Sidney's Holly Sugar has several critical process points that lab technicians check frequently. Technicians begin with the incoming beets, assessing the amount of sugar in each load. This gives factory personnel an idea of what the plant can expect for sugar. Testing sugar content as beets enter the factory also tells management how much sugar the beets have lost in the storage piles over the winter.

Technicians consider the diffuser the second critical testing point. They monitor for both bacteria content in the raw juice and for process control by taking impurity measurements. These measurements alert production crews to potential problems and allow them to adjust the process to maintain the proper conditions within the diffuser.

The next important steps in the testing process include the purification process and the carbonation process. Lab workers monitor both the purification and the carbonation carefully. During this process, calcium oxide destroys or captures non-sugar impurities, which sink to the bottom of the carbonation tanks. The purified and carbonated thin juice then proceeds to the evaporators, another important testing point for lab technicians.

Sidney's Holly Sugar plant uses multiple effect evaporation, a four- or five-step process. This multiple effect evaporation saves energy as well as allowing production crews to more quickly achieve the desired solid levels. The evaporation process, which attains temperatures of 265 degrees F, completely sterilizes the sugar by killing any remaining microbes. Factory crews repeat the evaporation process several times, going from about 15% solids with initial evaporation to about 70% solids by the end of the process. Lab technicians analyze the process, and are there to test the end product when these solids are boiled and crystallized to make white sugar.

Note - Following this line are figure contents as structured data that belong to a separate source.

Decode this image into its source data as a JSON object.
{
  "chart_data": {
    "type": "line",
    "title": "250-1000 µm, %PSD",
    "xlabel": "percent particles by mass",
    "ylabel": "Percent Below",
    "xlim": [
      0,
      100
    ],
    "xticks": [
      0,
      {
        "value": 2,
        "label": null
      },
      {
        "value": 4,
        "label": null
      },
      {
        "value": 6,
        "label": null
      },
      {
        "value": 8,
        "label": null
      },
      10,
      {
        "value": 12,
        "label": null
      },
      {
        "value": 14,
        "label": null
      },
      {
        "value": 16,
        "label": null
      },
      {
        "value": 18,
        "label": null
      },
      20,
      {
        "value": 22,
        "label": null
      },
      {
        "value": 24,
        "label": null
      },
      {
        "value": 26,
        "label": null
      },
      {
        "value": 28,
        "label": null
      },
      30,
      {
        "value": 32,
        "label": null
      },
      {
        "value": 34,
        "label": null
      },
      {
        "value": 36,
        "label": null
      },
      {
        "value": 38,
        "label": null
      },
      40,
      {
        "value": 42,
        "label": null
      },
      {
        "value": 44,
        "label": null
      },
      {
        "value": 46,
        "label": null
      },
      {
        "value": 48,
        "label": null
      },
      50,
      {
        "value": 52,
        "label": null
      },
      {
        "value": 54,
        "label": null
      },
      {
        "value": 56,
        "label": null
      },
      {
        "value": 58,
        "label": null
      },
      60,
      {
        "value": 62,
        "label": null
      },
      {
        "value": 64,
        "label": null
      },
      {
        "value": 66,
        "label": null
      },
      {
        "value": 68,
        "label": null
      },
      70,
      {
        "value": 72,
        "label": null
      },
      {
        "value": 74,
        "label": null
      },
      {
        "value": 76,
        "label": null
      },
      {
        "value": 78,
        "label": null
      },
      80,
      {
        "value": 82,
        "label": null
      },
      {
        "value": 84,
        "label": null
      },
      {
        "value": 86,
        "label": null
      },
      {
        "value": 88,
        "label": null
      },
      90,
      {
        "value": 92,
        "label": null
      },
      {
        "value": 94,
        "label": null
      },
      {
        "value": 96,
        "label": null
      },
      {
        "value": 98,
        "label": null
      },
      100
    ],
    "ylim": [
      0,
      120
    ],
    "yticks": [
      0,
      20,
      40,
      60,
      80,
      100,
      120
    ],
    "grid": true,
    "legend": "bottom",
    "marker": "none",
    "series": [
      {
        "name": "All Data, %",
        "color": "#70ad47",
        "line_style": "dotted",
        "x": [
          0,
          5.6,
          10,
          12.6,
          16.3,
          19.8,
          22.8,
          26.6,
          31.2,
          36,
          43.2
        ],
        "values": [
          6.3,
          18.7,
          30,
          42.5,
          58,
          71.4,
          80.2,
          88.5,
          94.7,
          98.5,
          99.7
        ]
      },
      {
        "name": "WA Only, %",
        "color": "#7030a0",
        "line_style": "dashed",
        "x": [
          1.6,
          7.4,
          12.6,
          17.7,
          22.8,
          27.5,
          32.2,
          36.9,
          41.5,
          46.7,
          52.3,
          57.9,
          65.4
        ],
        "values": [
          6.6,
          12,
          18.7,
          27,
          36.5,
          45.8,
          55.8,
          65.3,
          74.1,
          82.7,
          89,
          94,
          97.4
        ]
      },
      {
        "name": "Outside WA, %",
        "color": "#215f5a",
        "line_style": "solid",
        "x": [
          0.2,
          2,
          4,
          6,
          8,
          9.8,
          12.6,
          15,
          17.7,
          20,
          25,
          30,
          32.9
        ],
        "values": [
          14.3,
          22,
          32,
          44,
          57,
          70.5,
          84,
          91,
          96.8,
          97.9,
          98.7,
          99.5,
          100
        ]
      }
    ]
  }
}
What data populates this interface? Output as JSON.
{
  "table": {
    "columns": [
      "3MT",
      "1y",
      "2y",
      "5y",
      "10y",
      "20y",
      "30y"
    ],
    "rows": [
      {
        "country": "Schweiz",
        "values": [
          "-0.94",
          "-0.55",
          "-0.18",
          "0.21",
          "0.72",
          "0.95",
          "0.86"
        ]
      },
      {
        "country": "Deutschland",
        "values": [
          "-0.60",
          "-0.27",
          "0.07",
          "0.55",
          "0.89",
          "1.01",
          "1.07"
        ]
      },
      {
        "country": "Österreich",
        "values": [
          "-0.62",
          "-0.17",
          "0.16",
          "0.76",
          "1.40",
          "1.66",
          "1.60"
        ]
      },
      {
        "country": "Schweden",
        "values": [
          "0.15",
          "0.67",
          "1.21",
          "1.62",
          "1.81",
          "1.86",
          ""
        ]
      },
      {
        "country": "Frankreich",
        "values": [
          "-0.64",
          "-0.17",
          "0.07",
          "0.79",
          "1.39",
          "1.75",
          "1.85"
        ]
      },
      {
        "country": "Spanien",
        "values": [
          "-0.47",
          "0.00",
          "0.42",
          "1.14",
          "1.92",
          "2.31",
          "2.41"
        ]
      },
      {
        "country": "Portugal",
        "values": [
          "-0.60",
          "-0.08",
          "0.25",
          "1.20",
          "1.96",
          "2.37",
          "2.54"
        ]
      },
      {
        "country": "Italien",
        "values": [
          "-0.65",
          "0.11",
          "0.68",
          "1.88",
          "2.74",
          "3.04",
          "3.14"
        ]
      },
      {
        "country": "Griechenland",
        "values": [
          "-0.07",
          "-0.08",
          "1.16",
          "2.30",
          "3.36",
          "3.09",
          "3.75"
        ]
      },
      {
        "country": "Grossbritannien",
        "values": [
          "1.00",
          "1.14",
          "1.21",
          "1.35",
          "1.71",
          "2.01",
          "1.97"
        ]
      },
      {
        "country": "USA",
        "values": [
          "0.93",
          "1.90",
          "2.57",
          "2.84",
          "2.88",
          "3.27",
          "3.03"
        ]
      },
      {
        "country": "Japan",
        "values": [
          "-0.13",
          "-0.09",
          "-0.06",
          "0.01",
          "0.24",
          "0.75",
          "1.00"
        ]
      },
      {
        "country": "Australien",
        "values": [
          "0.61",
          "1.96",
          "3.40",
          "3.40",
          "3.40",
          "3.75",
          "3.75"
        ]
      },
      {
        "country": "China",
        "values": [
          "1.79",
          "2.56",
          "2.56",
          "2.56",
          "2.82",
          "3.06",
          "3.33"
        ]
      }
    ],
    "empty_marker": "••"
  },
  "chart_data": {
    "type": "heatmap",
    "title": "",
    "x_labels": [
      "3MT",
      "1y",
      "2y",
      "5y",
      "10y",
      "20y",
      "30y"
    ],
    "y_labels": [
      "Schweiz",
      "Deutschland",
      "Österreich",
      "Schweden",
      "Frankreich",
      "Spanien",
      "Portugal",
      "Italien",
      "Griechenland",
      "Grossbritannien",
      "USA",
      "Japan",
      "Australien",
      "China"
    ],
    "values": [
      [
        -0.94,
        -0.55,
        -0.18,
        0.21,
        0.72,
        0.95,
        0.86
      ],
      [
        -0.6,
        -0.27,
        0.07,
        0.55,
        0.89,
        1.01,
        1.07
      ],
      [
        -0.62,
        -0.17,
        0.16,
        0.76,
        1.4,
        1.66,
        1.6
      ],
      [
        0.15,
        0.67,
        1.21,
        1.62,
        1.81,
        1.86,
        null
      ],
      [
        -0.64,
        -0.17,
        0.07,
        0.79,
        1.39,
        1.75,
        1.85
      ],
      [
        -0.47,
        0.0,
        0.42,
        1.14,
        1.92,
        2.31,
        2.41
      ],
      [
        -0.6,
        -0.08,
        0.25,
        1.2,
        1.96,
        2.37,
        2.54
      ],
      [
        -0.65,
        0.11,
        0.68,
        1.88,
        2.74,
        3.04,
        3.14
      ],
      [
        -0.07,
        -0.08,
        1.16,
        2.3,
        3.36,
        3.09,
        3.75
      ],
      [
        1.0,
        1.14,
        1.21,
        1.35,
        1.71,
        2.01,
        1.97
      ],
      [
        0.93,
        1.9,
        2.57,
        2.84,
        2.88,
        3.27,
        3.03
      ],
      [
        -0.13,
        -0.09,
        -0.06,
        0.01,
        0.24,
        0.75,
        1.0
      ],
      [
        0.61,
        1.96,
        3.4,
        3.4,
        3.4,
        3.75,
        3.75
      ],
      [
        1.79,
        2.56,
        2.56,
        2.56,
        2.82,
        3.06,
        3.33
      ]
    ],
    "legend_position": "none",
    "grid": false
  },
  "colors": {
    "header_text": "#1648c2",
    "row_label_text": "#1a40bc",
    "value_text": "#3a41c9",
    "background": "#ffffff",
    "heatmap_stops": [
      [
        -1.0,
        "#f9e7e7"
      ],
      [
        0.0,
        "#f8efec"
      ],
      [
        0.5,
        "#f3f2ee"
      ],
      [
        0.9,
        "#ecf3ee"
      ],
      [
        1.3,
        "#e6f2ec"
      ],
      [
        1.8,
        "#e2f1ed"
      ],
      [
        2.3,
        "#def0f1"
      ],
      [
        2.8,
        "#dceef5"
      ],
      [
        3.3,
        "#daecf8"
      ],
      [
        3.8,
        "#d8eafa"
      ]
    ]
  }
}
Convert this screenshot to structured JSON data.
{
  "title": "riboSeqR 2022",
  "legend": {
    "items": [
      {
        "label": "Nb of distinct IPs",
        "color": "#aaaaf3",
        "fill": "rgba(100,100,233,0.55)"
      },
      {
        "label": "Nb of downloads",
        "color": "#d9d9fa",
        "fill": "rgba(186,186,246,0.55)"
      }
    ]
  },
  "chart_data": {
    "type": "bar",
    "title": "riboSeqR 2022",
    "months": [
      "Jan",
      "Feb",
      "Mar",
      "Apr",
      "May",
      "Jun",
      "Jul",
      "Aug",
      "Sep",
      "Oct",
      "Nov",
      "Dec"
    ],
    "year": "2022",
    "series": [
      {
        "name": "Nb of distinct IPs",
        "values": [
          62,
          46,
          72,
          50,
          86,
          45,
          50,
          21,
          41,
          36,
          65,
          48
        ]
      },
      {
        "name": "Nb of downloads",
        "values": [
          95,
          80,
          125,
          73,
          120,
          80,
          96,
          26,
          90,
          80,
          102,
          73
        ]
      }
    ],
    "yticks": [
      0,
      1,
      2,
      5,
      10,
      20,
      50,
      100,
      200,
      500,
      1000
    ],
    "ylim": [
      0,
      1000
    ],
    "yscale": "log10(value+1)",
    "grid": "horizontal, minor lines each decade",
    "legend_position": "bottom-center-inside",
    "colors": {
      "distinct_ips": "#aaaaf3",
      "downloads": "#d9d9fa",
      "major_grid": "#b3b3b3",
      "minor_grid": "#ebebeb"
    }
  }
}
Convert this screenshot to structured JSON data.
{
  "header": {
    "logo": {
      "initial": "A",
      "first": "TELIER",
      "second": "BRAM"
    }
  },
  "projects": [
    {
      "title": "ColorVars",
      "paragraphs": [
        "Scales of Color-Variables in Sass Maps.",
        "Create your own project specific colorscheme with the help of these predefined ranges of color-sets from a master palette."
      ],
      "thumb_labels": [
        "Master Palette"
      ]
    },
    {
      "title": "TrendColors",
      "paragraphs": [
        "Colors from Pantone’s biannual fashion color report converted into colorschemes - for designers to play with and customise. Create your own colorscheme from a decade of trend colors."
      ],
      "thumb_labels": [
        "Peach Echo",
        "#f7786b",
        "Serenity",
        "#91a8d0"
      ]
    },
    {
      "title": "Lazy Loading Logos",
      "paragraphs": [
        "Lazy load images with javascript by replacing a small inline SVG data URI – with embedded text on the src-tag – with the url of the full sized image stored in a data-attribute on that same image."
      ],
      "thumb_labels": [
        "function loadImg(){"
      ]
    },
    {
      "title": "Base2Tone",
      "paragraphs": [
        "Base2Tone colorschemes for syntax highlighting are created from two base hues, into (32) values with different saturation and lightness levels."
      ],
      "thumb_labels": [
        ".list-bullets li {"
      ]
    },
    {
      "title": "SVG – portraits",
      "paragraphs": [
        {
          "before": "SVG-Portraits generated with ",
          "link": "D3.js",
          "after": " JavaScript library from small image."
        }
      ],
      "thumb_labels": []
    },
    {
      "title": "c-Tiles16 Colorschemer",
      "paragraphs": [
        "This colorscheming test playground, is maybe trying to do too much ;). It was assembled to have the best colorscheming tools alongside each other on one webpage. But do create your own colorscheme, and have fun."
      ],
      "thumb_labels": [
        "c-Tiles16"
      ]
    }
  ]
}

The technicians' work does not end with the white sugar product. "Sugar isn't just sugar," Cummings explains. "We need to test the final product to ensure that it meets buyer requirements."

Buyer requirements include sugar color and granulation. Large companies such as Nestles and Kelloggs require a sugar color rated at 35 RBU's (a color measurement) or less. Holly Sugar consistently produces a sugar with a color rating averaging near 22 RBU's.

Large companies also want sugar of a particular granulation, as granulation is the key to the dissolving process. Lab technicians test granulation before sugar enters the storage bin, and retest it again before shipping.

"Sugar is abrasive, so it breaks like rocks or pebbles," Cummings explains. "Granulation coming out of the bins is finer than the granulation entering the bins, due to the sugar breaking into smaller crystals in storage. We put the sugar into the bin at a higher crystal than the customer wants, because we know sugar comes back out of the bin as smaller crystals."

For this reason, lab workers test granulation before packaging or shipping by bulk. Warehouse workers use different sized screens to sift bulk sugar according to customer specifications. They also use a unique packaging code, changed daily, to identify quality and granulation of the sugar packaged each day.

The technical services division runs one day shift over the summer.